Mashinsky’s resignation last Tuesday has left many investors uncertain, which has been the case following similar moves by other crypto exchange CEOs in recent times. The spurt in CEO departures has raised serious concerns over investors’ deposits in crypto exchanges.
In August, the media reported that ZebPay CEO Avinash Shekhar quit the oldest crypto exchange to start his startup in the Web 3.0 space. His new venture will reportedly deal with crypto tax compliance issues.
Likewise, in February 2022, WazirX co-founders Nischal Shetty and Siddharth Menon quit their day-to-day roles in the organisation, India’s leading cryptocurrency exchange backed by Binance. Shetty started his Web3 project Shardeum, while Menon focused on the Tegro marketplace for game assets.
What Do CEO Resignations Mean For Investors?
Edul Patel, CEO and co-founder of Mudrex, a global crypto investment platform, said investors’ money would not be lost if a CEO resigns. Instead, it could usher in changes in the organisation. Protecting investors’ capital is the core principle of every exchange, although they may have different value sets.
Industry estimates show that countries like India have over 10 million crypto users, highlighting the importance of safeguards in the crypto space. The global crypto market hovered around $954 billion in recent days.

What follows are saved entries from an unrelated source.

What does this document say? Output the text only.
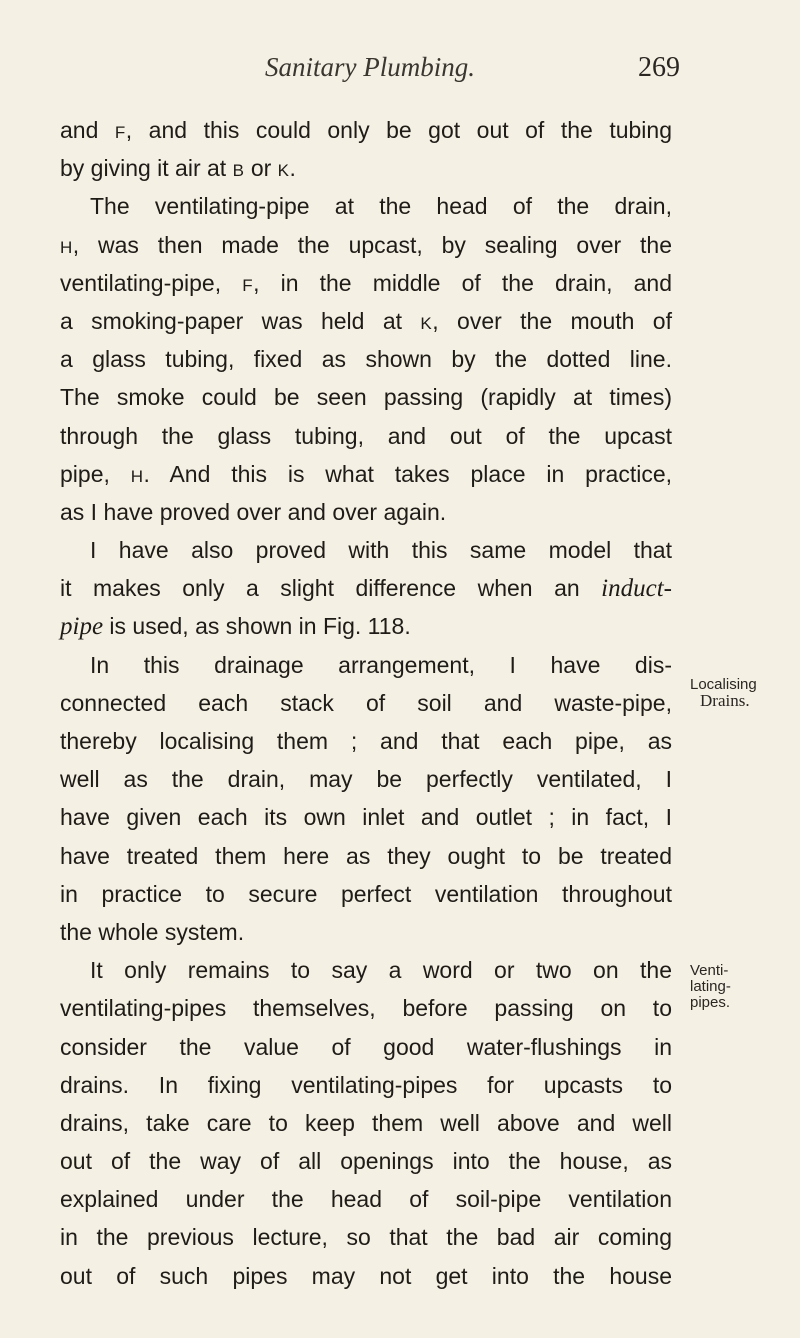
Sanitary Plumbing.	269
and F, and this could only be got out of the tubing
by giving it air at B or K.
The ventilating-pipe at the head of the drain,
H, was then made the upcast, by sealing over the
ventilating-pipe, F, in the middle of the drain, and
a smoking-paper was held at K, over the mouth of
a glass tubing, fixed as shown by the dotted line.
The smoke could be seen passing (rapidly at times)
through the glass tubing, and out of the upcast
pipe, H. And this is what takes place in practice,
as I have proved over and over again.
I have also proved with this same model that
it makes only a slight difference when an induct-
pipe is used, as shown in Fig. 118.
In this drainage arrangement, I have dis-
connected each stack of soil and waste-pipe,
thereby localising them ; and that each pipe, as
well as the drain, may be perfectly ventilated, I
have given each its own inlet and outlet ; in fact, I
have treated them here as they ought to be treated
in practice to secure perfect ventilation throughout
the whole system.
It only remains to say a word or two on the
ventilating-pipes themselves, before passing on to
consider the value of good water-flushings in
drains. In fixing ventilating-pipes for upcasts to
drains, take care to keep them well above and well
out of the way of all openings into the house, as
explained under the head of soil-pipe ventilation
in the previous lecture, so that the bad air coming
out of such pipes may not get into the house
Localising
Drains.
Venti-
lating-
pipes.
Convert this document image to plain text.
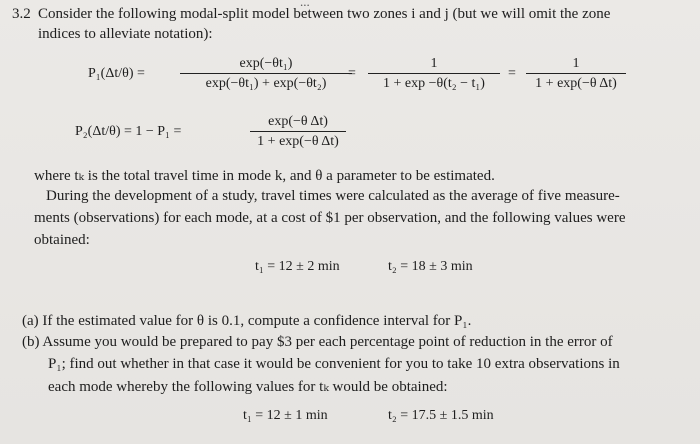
...
3.2 Consider the following modal-split model between two zones i and j (but we will omit the zone
indices to alleviate notation):
P₁(Δt/θ) =
exp(−θt₁)
exp(−θt₁) + exp(−θt₂)
=
1
1 + exp −θ(t₂ − t₁)
=
1
1 + exp(−θ Δt)
P₂(Δt/θ) = 1 − P₁ =
exp(−θ Δt)
1 + exp(−θ Δt)
where tₖ is the total travel time in mode k, and θ a parameter to be estimated.
During the development of a study, travel times were calculated as the average of five measure-
ments (observations) for each mode, at a cost of $1 per observation, and the following values were
obtained:
t₁ = 12 ± 2 min	t₂ = 18 ± 3 min
(a) If the estimated value for θ is 0.1, compute a confidence interval for P₁.
(b) Assume you would be prepared to pay $3 per each percentage point of reduction in the error of
P₁; find out whether in that case it would be convenient for you to take 10 extra observations in
each mode whereby the following values for tₖ would be obtained:
t₁ = 12 ± 1 min	t₂ = 17.5 ± 1.5 min
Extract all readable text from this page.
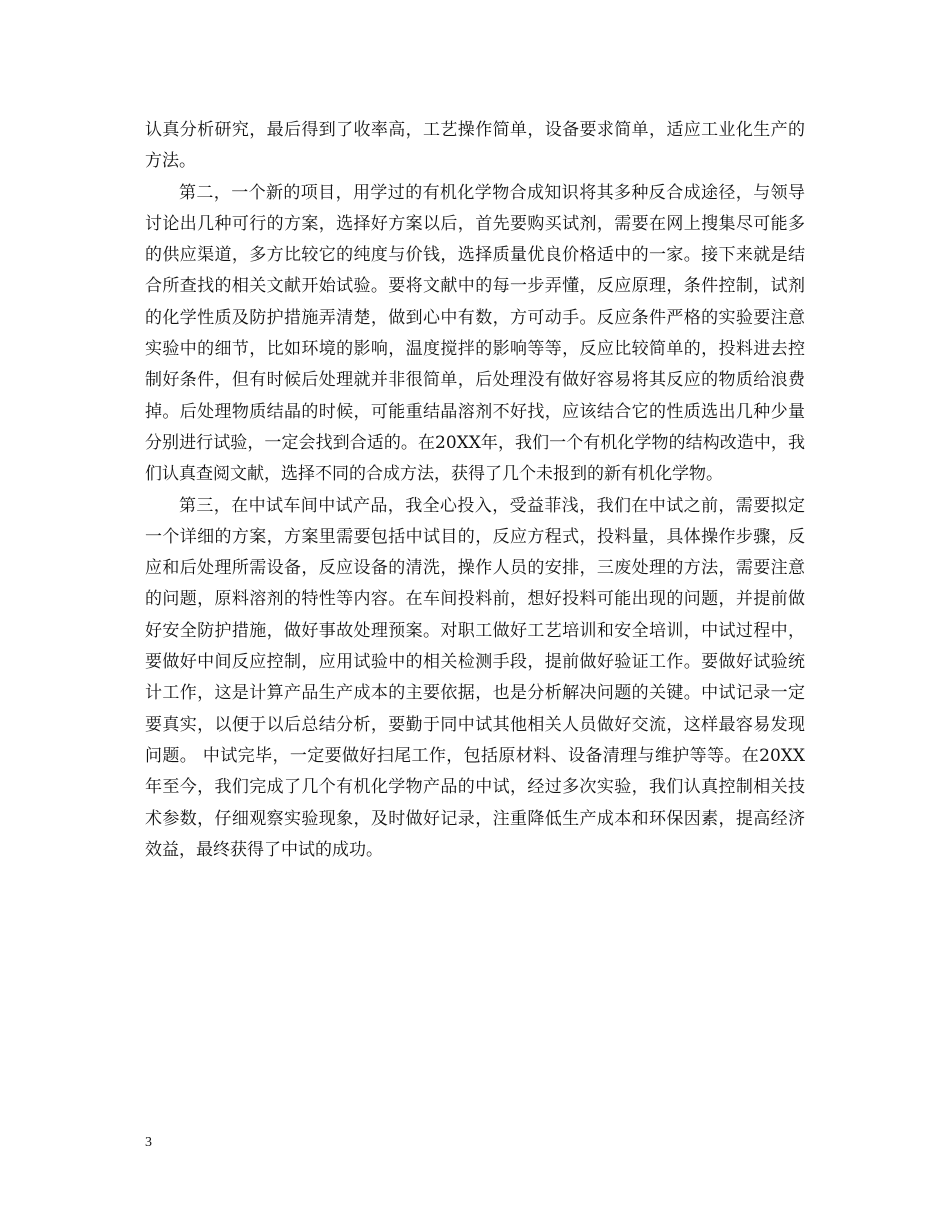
认真分析研究，最后得到了收率高，工艺操作简单，设备要求简单，适应工业化生产的方法。

第二，一个新的项目，用学过的有机化学物合成知识将其多种反合成途径，与领导讨论出几种可行的方案，选择好方案以后，首先要购买试剂，需要在网上搜集尽可能多的供应渠道，多方比较它的纯度与价钱，选择质量优良价格适中的一家。接下来就是结合所查找的相关文献开始试验。要将文献中的每一步弄懂，反应原理，条件控制，试剂的化学性质及防护措施弄清楚，做到心中有数，方可动手。反应条件严格的实验要注意实验中的细节，比如环境的影响，温度搅拌的影响等等，反应比较简单的，投料进去控制好条件，但有时候后处理就并非很简单，后处理没有做好容易将其反应的物质给浪费掉。后处理物质结晶的时候，可能重结晶溶剂不好找，应该结合它的性质选出几种少量分别进行试验，一定会找到合适的。在20XX年，我们一个有机化学物的结构改造中，我们认真查阅文献，选择不同的合成方法，获得了几个未报到的新有机化学物。

第三，在中试车间中试产品，我全心投入，受益菲浅，我们在中试之前，需要拟定一个详细的方案，方案里需要包括中试目的，反应方程式，投料量，具体操作步骤，反应和后处理所需设备，反应设备的清洗，操作人员的安排，三废处理的方法，需要注意的问题，原料溶剂的特性等内容。在车间投料前，想好投料可能出现的问题，并提前做好安全防护措施，做好事故处理预案。对职工做好工艺培训和安全培训，中试过程中，要做好中间反应控制，应用试验中的相关检测手段，提前做好验证工作。要做好试验统计工作，这是计算产品生产成本的主要依据，也是分析解决问题的关键。中试记录一定要真实，以便于以后总结分析，要勤于同中试其他相关人员做好交流，这样最容易发现问题。 中试完毕，一定要做好扫尾工作，包括原材料、设备清理与维护等等。在20XX年至今，我们完成了几个有机化学物产品的中试，经过多次实验，我们认真控制相关技术参数，仔细观察实验现象，及时做好记录，注重降低生产成本和环保因素，提高经济效益，最终获得了中试的成功。

3
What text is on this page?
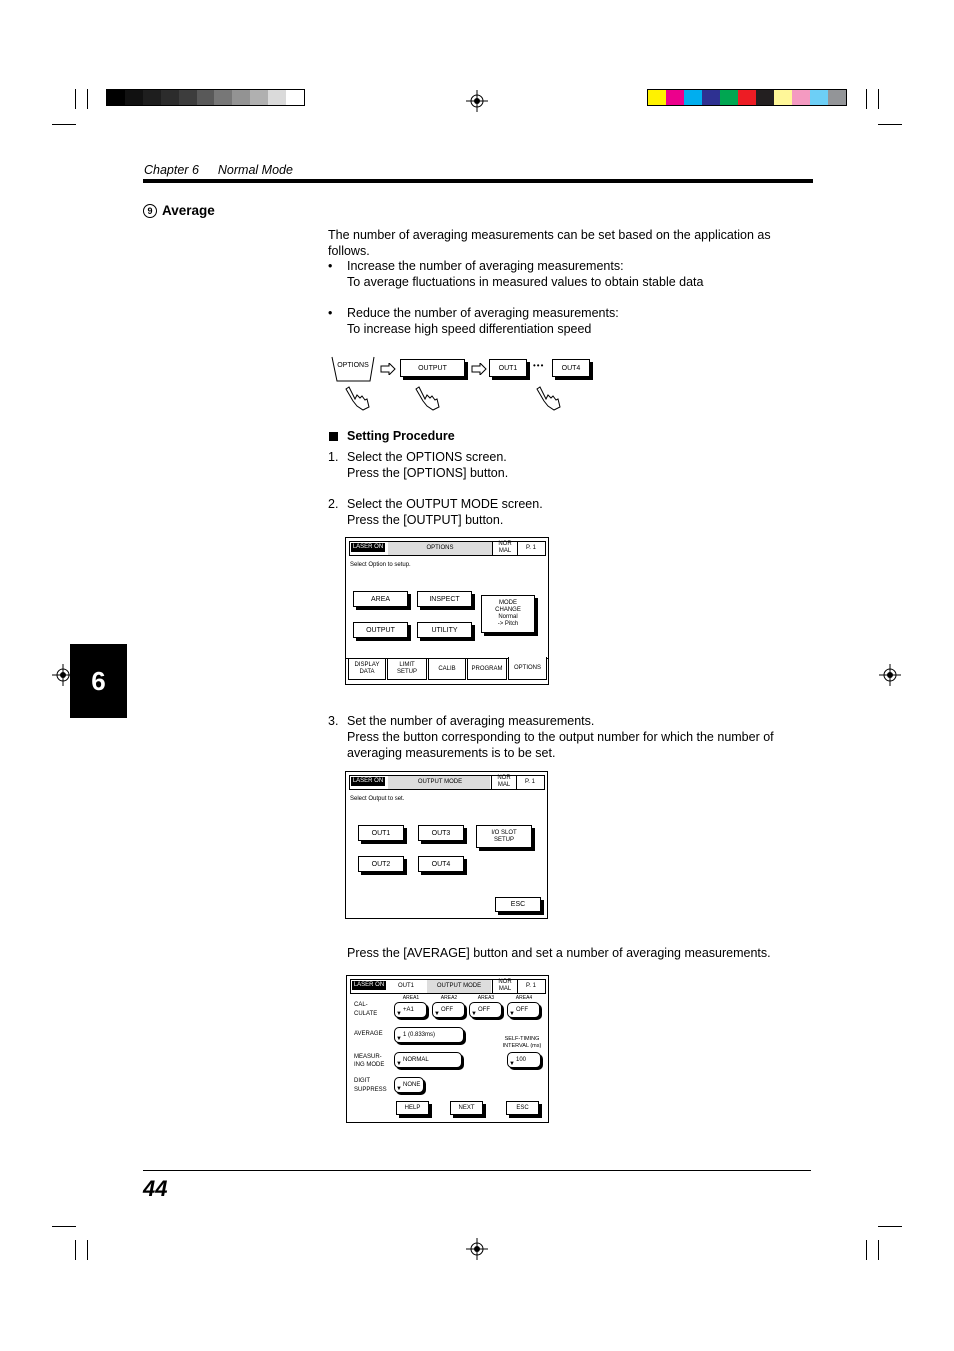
Chapter 6 Normal Mode
9 Average
The number of averaging measurements can be set based on the application as follows.
• Increase the number of averaging measurements:
To average fluctuations in measured values to obtain stable data
• Reduce the number of averaging measurements:
To increase high speed differentiation speed
OPTIONS	OUTPUT	OUT1	•••	OUT4
Setting Procedure
1. Select the OPTIONS screen.
Press the [OPTIONS] button.
2. Select the OUTPUT MODE screen.
Press the [OUTPUT] button.
LASER ON	OPTIONS
NOR
MAL	P. 1
Select Option to setup.
AREA	INSPECT
OUTPUT	UTILITY
MODE
CHANGE
Normal
-> Pitch
DISPLAY
DATA
LIMIT
SETUP
CALIB	PROGRAM OPTIONS
3. Set the number of averaging measurements.
Press the button corresponding to the output number for which the number of
averaging measurements is to be set.
LASER ON	OUTPUT MODE
NOR
MAL	P. 1
Select Output to set.
OUT1	OUT3	I/O SLOT
SETUP
OUT2	OUT4
ESC
Press the [AVERAGE] button and set a number of averaging measurements.
LASER ON	OUT1	OUTPUT MODE
NOR
MAL	P. 1
AREA1	AREA2	AREA3	AREA4
CAL-
CULATE	▼
+A1
▼
OFF
▼
OFF
▼
OFF
AVERAGE
▼
1 (0.833ms)
SELF-TIMING
INTERVAL (ms)
MEASUR-
ING MODE ▼
NORMAL
▼
100
DIGIT
SUPPRESS ▼
NONE
HELP	NEXT	ESC
6
44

Prashant Kumar, founder and CEO of crypto platform weTrade, said depositors should be mindful of market risks like any other investment, especially in cryptos, for their high price volatility. However, he added that depositors should be “wise and thoughtful” while making crypto investments.
Will Resignations Impact The Crypto Industry?
Founder and CEO of Cashaa, a Neo crypto bank, Kumar Gaurav, said, “Normally, when the market goes up, we do not see many changes in the senior leadership. But in a bear phase, it becomes more evident due to market and shareholders’ pressure.” Gaurav believes market cycles could remove not only the unfit companies from the business but also the people associated with them.